- Theatrical release poster
- Directed by: T Suresh Kumar
- Written by: Viji; Kavin Pandiyan; (dialogues)
- Screenplay by: T Suresh Kumar
- Story by: T Suresh Kumar
- Produced by: Sreevidhya Rajesh; B Rajesh Kumar;
- Starring: Anson Paul; Reba Monica John;
- Cinematography: J Kalyan
- Edited by: GB Venkatesh
- Music by: Vishnu Prasad
- Production company: Rajshree Ventures
- Release date: 27 December 2024;
- Country: India
- Language: Tamil

= Mazaiyil Nanaigiren =

2024 Tamil film by T Suresh Kumar

Mazaiyil Nanaigiren is a 2024 Indian Tamil-language film written and directed by T Suresh Kumar with its dialogues being penned by Viji and Kavin Pandiyan. The film stars Anson Paul and Reba Monica John in the lead roles alongside Mathew Varghese, Anupama Kumar, Sankarguru Raja, Sujatha Panju, Vetrivel Raja, Kishore Kumar and others in supporting roles. The film is produced by Sreevidhya Rajesh and B. Rajesh Kumar under their Rajshree Ventures banner, while the technical crew consists of cinematographer J. Kalyan, editor GB Venkatesh, and music composer Vishnu Prasad.

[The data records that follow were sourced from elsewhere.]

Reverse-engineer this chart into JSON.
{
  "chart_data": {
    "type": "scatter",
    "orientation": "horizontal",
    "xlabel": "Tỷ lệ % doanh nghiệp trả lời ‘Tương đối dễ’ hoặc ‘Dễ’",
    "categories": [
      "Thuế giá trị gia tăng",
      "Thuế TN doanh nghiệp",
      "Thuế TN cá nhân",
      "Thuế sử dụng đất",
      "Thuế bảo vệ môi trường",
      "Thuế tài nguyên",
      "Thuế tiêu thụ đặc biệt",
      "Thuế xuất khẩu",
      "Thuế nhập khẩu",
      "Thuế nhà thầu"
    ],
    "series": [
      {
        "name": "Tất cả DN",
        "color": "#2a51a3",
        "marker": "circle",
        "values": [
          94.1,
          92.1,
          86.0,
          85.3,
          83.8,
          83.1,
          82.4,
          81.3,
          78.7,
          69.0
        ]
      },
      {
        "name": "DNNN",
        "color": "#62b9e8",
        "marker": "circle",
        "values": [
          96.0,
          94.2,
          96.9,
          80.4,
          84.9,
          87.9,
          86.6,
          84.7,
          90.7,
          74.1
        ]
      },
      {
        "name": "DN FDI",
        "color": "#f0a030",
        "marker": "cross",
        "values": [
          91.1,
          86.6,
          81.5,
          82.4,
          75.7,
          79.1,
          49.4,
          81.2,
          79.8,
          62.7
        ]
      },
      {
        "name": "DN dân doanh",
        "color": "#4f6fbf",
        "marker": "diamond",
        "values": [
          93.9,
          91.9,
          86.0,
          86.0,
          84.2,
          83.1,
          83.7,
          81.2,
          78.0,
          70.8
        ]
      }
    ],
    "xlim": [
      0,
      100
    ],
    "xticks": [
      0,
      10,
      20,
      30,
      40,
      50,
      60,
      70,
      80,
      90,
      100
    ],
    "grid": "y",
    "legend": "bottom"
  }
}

Mazaiyil Nanaigiren was released in theatres on 27 December 2024.

== Plot ==
A wealthy Christian man pursues an ambitious Brahmin woman who initially rejects him to study in the U.S. His chance encounter with her sister leads the woman to reconsider and ultimately confess her love.

== Production ==

=== Development ===
On 24 November 2019, actor Vijay Sethupathi launched the first-look poster of Remo (2016) and 90 ML (2019) fame Anson Paul and Bigil (2019) fame Reba Monica John's upcoming film titled Mazayil Nanaigiren, written and directed by T. Suresh Kumar. The film consists of an ensemble cast including Mathew Varghese, Anupama Kumar, Sankarguru Raja, Sujatha Panju, Vetrivel Raja, Kishore Kumar and others in supporting roles. The film has dialogues penned by Viji and Kavin Pandiyan and produced by Sreevidhya Rajesh and B. Rajesh Kumar under their Rajshree Ventures banner, while the technical crew consists of cinematographer J. Kalyan, editor GB Venkatesh, and music composer Vishnu Prasad.

=== Filming ===
Principal photography predominantly took place in Chennai, with song portions being shot in Aravalli Hills and Puducherry and got wrapped in early September 2019. The film was in the dubbing stage during the launch event.

== Music ==

The soundtrack and background are scored by Vishnu Prasad. The first single "Un Kadhal Paarvai" released on 10 July 2024. The second video single "Jolly Thaan Joli" released on 5 December 2024. The third single "Naatkal Azhagai Maari Poguthey" was released on 9 December 2024.

Track listing
| No. | Title | Singer(s) | Length |
|---|---|---|---|
| 1. | "Jolly Thaan Joli" | Naresh Iyer | 4:37 |
| 2. | "Naatkal Azhagai Maari Poguthey" | Shweta Mohan | 4:20 |
| 3. | "Un Kadhal Paarvai" | Haricharan, Sreevidhya Rajesh | 4:22 |
| 4. | "Kuraveetu Kozhi" | Gaana Balachander | 2:59 |
| 5. | "Vettai Aadum Vizhigal" | Sreevidhya Rajesh, Vishnu Prasad | 4:34 |
| 6. | "Kaalam Irukkum Varai" | K. S. Chithra, Vishnu Prasad | 4:17 |
| Total length: |  |  | 25:09 |

== Release ==
=== Theatrical ===
Mazaiyil Nanaigiren was released in theatres on 27 December 2024. Initially, it was scheduled for 12 December 2024, but was postponed to the current date due to the Orange Alert issued to several districts in Tamil Nadu.

== Reception ==
=== Critical response ===
A critic of Dinamalar rated the film 2.5/5 stars, criticizing the routine story and the clichéd scenes, but praised the performances of the lead actors. Thinkal Menon of The Times of India gave 2/5 stars and wrote "Some of the scenes involving the lead actors that happen after a major conflict appear decent when compared to other sequences that are written and performed generically. The uninspiring writing is such that we seldom come across such enjoyable, slice-of-life moments in the film."